US Supreme Court Blocks Arizona's 'Dangerous and Misguided' Abortion Restriction

The U.S. Supreme Court on Monday blocked Arizona from enforcing a law that would severely restrict patient access to medical abortion pills.

By refusing to hear (pdf) the state’s appeal, the Court will prevent the law from going into effect, although the legislation will remain intact.

Arizona’s abortion pill limits are the strictest in the nation. The law, which was passed by Governor Jan Brewer’s administration in April 2012, follows outdated federal guidelines which prevent women from taking the drug after the seventh week of pregnancy, despite Food and Drug Administration (FDA) rules allowing for its use at up to nine weeks.

The case can now move on to trial to determine whether the law places an undue burden on a patient’s right to choose, which would violate a precedent set by the Court’s 1992 ruling on Planned Parenthood v. Casey.

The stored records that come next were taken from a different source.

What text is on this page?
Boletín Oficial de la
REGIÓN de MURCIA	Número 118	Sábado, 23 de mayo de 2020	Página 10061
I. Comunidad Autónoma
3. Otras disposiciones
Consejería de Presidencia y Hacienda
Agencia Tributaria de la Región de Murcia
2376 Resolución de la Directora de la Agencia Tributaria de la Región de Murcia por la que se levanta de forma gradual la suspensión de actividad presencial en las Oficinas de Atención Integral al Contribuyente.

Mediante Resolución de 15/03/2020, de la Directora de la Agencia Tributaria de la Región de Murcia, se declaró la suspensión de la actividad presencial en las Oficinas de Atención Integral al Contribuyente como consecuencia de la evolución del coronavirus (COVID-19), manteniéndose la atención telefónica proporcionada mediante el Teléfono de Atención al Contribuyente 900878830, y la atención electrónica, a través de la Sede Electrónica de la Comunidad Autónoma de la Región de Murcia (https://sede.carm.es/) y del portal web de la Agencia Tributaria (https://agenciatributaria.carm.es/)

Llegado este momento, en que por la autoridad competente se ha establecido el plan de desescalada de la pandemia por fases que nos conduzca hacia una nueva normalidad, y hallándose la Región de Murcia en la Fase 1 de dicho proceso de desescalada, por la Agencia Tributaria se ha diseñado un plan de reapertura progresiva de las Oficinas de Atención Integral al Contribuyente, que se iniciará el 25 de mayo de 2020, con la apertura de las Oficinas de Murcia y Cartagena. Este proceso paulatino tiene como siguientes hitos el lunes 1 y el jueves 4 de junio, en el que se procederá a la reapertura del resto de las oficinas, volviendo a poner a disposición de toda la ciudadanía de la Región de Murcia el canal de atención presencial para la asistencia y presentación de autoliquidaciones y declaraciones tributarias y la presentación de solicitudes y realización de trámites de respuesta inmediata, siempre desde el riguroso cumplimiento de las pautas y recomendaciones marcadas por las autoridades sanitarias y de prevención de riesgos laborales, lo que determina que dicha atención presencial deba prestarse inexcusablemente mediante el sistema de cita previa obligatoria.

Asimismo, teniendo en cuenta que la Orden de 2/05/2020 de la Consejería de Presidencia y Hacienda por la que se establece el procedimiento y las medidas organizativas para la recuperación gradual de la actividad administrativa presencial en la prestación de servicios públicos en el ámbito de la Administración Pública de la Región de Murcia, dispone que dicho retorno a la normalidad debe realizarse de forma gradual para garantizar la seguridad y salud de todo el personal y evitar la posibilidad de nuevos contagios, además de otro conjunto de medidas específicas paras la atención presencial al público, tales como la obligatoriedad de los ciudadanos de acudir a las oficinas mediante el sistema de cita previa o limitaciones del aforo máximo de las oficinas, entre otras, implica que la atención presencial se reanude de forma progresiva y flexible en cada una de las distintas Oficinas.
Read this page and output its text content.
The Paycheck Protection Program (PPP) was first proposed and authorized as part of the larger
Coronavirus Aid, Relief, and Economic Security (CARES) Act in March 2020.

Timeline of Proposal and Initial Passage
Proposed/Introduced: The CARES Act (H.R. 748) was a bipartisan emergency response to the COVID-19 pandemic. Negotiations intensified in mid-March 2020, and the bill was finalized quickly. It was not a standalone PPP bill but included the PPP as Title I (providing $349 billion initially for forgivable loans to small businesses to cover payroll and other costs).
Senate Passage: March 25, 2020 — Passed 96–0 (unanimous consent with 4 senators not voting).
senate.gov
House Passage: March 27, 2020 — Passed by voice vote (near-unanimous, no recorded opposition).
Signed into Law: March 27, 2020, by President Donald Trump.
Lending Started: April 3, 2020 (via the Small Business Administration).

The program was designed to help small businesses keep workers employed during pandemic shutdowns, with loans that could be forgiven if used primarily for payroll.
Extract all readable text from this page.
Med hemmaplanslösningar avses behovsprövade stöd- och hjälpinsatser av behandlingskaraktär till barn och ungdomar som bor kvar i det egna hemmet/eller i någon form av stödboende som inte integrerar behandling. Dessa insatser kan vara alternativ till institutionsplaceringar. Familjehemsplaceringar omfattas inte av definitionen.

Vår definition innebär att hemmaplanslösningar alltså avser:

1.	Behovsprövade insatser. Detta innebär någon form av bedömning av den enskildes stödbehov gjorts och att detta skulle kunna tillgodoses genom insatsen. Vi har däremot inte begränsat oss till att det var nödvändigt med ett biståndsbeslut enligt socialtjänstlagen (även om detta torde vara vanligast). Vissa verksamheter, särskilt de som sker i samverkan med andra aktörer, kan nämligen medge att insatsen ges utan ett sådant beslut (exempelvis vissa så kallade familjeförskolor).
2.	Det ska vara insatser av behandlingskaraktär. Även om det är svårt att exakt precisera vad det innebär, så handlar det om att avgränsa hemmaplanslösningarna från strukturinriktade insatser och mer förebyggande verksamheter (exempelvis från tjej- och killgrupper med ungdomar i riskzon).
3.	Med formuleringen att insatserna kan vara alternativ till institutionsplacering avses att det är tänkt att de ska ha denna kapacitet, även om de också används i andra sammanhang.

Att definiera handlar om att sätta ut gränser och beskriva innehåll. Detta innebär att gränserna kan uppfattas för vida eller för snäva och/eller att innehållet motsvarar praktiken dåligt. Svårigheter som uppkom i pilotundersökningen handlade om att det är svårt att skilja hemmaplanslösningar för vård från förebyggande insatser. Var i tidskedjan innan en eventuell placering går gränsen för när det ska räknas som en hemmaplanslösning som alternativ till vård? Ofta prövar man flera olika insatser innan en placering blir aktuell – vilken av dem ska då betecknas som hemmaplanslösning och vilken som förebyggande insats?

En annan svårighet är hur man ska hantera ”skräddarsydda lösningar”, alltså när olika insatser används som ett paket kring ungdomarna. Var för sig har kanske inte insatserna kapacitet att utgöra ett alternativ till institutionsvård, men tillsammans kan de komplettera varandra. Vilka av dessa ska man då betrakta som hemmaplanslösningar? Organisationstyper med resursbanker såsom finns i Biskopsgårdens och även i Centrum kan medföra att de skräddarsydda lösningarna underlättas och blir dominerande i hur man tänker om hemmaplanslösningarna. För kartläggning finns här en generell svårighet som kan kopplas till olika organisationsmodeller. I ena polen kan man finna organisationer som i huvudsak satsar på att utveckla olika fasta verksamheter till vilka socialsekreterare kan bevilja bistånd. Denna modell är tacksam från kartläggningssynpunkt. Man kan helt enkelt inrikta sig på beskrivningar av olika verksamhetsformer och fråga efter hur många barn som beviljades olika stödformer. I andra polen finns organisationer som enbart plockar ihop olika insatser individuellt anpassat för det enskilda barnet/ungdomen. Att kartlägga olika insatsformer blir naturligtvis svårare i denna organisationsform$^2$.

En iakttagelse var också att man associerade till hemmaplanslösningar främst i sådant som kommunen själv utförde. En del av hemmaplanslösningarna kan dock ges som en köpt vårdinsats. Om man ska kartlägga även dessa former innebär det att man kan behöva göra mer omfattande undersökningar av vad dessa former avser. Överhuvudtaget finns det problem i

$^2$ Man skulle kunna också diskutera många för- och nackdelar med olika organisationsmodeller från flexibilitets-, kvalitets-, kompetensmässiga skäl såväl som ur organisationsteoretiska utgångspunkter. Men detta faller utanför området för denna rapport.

“By allowing to stand the Ninth Circuit’s strong decision blocking this underhanded law, the U.S. Supreme Court has ensured Arizona women will continue to have the same critical and constitutionally protected health care tomorrow that they have today,” Nancy Northup, president of the Center for Reproductive Rights, said on Monday.

Shortly after the law passed in 2012, the 9th Circuit Court of Appeals issued a temporary emergency injunction to block the legislation from going into effect, siding with a lawsuit filed against the state by the Center for Reproductive Rights and Planned Parenthood.